Labour leader Jeremy Corbyn has failed to rule out including an offer for a second Brexit referendum at his first campaign event ahead of the General Election.

Speaking in Central London, Corbyn railed against "rigged systems" and promised to upset the odds in the vote on 8 June.

Labour will publish a full manifesto ahead of the vote, but senior figures within the party are divided on whether or not to offer voters a second Brexit vote on the final terms agreed with the EU, The Times reports.

Read More: Corbyn's wrong: The system isn't rigged

And asked about the potential policy earlier today, the Labour leader instead talked about his priorities for Brexit talks.

"We've set out our lines on negotiation. Primarily it is about gaining and retaining tariff free access to the European market," Corbyn said.

"We respect the result of the referendum, but there still has to be an economic relationship with Europe."
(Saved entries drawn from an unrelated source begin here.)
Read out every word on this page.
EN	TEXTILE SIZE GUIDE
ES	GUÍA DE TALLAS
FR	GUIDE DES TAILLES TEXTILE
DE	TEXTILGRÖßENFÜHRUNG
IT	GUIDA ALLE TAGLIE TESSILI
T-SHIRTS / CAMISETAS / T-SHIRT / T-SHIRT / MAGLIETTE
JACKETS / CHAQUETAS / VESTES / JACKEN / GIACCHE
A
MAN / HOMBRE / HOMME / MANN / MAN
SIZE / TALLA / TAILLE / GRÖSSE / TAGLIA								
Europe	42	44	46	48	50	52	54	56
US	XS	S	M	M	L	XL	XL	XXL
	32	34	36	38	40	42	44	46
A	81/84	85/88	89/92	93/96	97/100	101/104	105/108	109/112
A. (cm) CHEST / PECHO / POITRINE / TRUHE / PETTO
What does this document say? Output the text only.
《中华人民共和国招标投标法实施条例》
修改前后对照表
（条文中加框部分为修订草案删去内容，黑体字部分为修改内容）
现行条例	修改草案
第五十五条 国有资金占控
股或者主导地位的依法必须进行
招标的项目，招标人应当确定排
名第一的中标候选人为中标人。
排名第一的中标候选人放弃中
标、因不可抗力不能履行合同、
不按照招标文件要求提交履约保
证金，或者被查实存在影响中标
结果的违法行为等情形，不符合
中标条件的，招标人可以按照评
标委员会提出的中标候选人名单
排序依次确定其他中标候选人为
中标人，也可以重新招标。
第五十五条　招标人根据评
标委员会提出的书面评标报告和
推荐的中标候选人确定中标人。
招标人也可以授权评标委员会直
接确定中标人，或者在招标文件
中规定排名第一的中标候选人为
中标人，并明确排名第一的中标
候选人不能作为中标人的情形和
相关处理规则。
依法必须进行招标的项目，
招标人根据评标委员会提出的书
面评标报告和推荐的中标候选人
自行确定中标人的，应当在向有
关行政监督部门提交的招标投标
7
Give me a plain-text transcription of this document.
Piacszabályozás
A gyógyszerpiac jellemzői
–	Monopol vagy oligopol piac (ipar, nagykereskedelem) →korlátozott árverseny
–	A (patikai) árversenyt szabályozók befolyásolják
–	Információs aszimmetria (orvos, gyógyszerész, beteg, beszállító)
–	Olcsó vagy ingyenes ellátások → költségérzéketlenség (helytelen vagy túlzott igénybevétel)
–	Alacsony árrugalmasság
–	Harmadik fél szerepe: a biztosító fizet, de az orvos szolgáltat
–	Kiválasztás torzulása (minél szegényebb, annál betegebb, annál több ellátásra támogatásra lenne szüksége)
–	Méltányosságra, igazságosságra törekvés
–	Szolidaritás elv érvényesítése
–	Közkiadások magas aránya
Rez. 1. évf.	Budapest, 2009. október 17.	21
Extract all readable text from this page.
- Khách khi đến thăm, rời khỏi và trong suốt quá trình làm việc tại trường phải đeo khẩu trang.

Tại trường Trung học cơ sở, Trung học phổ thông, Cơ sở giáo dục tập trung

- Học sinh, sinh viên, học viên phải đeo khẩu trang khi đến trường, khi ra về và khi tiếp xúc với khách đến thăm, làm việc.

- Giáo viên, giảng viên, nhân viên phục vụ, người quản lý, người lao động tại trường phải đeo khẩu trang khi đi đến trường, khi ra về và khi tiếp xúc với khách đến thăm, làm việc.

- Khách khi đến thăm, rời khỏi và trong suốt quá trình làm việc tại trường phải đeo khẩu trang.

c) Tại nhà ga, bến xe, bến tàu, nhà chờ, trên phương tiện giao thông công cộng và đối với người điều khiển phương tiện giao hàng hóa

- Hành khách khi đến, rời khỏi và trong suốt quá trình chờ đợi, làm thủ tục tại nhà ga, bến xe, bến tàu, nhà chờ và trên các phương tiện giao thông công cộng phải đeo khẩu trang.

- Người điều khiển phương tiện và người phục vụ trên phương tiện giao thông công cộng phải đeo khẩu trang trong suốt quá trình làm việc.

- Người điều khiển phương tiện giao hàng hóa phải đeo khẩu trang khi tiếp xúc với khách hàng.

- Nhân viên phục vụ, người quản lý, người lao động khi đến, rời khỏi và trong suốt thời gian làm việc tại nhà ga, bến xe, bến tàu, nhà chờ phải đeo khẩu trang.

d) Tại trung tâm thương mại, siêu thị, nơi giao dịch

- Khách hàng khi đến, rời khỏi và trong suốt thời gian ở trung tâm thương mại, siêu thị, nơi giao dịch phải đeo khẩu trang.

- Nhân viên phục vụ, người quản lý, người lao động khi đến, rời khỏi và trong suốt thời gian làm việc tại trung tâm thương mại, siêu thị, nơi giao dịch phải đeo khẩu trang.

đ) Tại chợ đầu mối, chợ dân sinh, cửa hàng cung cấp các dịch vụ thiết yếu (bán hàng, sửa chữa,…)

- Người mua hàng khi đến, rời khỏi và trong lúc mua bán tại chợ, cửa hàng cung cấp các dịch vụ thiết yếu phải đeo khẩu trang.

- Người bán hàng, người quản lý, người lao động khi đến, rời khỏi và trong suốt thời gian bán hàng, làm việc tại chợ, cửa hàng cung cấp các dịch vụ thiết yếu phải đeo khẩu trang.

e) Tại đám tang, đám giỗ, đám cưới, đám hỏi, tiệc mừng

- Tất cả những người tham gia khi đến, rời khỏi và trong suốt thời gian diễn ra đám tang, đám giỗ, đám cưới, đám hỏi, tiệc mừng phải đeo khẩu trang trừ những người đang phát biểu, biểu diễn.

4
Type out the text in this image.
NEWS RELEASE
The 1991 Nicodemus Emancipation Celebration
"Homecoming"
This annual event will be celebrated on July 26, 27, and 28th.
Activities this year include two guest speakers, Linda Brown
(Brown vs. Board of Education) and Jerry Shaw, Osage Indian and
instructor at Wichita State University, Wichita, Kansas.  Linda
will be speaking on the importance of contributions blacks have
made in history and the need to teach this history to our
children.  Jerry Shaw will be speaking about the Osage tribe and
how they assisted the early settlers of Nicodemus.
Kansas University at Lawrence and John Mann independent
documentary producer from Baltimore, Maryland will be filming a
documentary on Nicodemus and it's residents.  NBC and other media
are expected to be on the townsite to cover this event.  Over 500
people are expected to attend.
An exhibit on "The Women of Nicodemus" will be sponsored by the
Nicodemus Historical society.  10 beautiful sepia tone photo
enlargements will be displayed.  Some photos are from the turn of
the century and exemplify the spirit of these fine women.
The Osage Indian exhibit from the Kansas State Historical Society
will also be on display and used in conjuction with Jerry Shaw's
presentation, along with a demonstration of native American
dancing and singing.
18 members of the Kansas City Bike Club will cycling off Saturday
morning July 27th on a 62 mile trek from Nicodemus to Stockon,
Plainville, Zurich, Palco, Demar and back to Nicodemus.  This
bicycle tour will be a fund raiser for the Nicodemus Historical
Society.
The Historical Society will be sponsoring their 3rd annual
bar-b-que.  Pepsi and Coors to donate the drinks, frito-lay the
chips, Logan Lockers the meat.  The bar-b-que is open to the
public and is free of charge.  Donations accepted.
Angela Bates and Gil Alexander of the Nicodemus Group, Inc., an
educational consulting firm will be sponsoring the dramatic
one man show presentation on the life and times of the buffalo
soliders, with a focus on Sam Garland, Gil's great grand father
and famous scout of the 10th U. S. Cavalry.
Conservative Party Chairman Patrick McLoughlin MP responded: “This is yet more evidence of chaos from Jeremy Corbyn and Labour. It shows they can’t provide the strong and stable leadership Britain needs at this serious moment in our history."

Read More: Could the General Election make the Lib Dems the new opposition?

It comes as Labour Treasury Select Committee member Helen Goodman failed to defend her party leader when asked if he was a suitable candidate to be Prime Minister.

"I don't think that this election is about changing the government," Goodman said.

"I think this election is about preventing the Tories from getting such an overwhelming majority that there is no possibility of dissent in this country."